Это достоверность документа… Для художника, для автора самое главное — это возможность высказаться — дать свободный мозг тому потоку. Сам автор — свидетель, любым своим словом, любым своим поворотом души он дает окончательную формулу, приговор. И автор волен не то что подтвердить или отвергнуть каким-то чувством или литературным суждением, но высказаться самому по-своему. Если рассказ доведен до конца, такое суждение появляется»

(1971).

Уже после смерти Варлама Тихоновича я горько упрекала себя, что не записывала наши беседы. Но потом, прочитав его записи, все написанное им, я поняла — он-то записал почти все.

Я думала тогда, думаю и сейчас, что Шаламов шел новым для русской прозы путем.

В русской прозе современной сильнее других, пожалуй, классическая толстовская традиция. Солженицын — весь в этой традиции. Безусловно, очень почтенная и почитаемая традиция.
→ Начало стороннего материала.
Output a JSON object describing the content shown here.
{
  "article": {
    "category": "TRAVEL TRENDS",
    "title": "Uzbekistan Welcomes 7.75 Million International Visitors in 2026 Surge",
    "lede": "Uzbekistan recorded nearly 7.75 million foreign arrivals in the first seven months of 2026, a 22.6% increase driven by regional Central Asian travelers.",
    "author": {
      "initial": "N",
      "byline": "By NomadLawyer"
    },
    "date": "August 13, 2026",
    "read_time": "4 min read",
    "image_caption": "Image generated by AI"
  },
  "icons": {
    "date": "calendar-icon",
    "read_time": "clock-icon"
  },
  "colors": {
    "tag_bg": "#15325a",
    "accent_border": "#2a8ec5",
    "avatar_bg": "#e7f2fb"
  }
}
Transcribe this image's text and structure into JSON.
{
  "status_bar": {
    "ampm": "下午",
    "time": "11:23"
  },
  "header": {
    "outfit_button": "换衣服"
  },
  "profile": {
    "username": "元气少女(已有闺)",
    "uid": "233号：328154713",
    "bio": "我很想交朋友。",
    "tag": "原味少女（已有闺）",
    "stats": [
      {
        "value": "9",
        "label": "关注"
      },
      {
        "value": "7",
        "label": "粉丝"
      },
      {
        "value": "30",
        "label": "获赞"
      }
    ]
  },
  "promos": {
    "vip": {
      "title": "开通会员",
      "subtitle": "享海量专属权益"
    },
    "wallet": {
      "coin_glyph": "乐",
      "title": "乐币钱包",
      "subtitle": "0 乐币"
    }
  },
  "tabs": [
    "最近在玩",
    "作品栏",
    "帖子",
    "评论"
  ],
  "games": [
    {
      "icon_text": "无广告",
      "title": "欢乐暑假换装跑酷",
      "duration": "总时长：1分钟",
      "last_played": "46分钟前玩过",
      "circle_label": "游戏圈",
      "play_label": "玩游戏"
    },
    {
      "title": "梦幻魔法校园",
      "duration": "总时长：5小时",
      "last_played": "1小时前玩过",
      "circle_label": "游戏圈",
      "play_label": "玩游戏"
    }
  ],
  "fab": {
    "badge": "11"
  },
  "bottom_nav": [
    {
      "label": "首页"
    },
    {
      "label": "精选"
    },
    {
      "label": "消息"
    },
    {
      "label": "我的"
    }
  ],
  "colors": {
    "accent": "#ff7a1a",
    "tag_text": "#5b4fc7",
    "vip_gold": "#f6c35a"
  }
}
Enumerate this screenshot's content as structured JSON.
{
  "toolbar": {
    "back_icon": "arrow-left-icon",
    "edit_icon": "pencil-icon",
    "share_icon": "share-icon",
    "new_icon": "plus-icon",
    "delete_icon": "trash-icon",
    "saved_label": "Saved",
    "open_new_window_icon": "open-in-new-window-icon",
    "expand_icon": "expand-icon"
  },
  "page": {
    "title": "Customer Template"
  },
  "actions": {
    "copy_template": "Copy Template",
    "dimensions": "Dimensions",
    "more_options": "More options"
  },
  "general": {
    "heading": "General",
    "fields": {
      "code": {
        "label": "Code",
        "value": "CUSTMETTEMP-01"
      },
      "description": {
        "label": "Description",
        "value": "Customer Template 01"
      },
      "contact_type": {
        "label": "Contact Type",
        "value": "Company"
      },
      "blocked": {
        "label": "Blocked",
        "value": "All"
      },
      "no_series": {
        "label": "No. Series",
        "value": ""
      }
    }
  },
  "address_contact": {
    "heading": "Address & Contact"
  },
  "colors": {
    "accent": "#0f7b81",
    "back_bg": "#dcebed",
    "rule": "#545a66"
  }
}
И критики к ней приспособились — типы, психологизм, сюжетные линии, их пересечения, голос автора…

С этой меркой к прозе Шаламова подойти нельзя. Как нельзя в строе психики золотого XIX века осмыслить Хиросиму, Освенцим и Колыму.

Я всегда говорила Варламу Тихоновичу, что он нашел адекватную жизненному материалу художественную форму, что это — его большой вклад в русскую литературу. Предельная сжатость рассказа, словно заключающая в себе пружину, которая остро распрямляется в сознании, в сердце читателя. Одна фраза из «Одиночного замера»: «Дугаев пожалел, что напрасно проработал, напрасно промучился этот последний сегодняшний день» — войдет в память на всю жизнь.

Он показал жизнь и психику запредельную, за рубежом добра и зла, и только так ее можно было показать — без нагнетания чувствительности, без психологических изысков, лишние слова здесь кажутся кощунством. Сурово, лаконично, точно. Лаконизм этот — спрессованный до предела гнев и боль автора. Эффект воздействия его прозы — в контрасте сурового спокойствия рассказчика, кажущегося спокойствия повествования и взрывного, сжигающего содержания.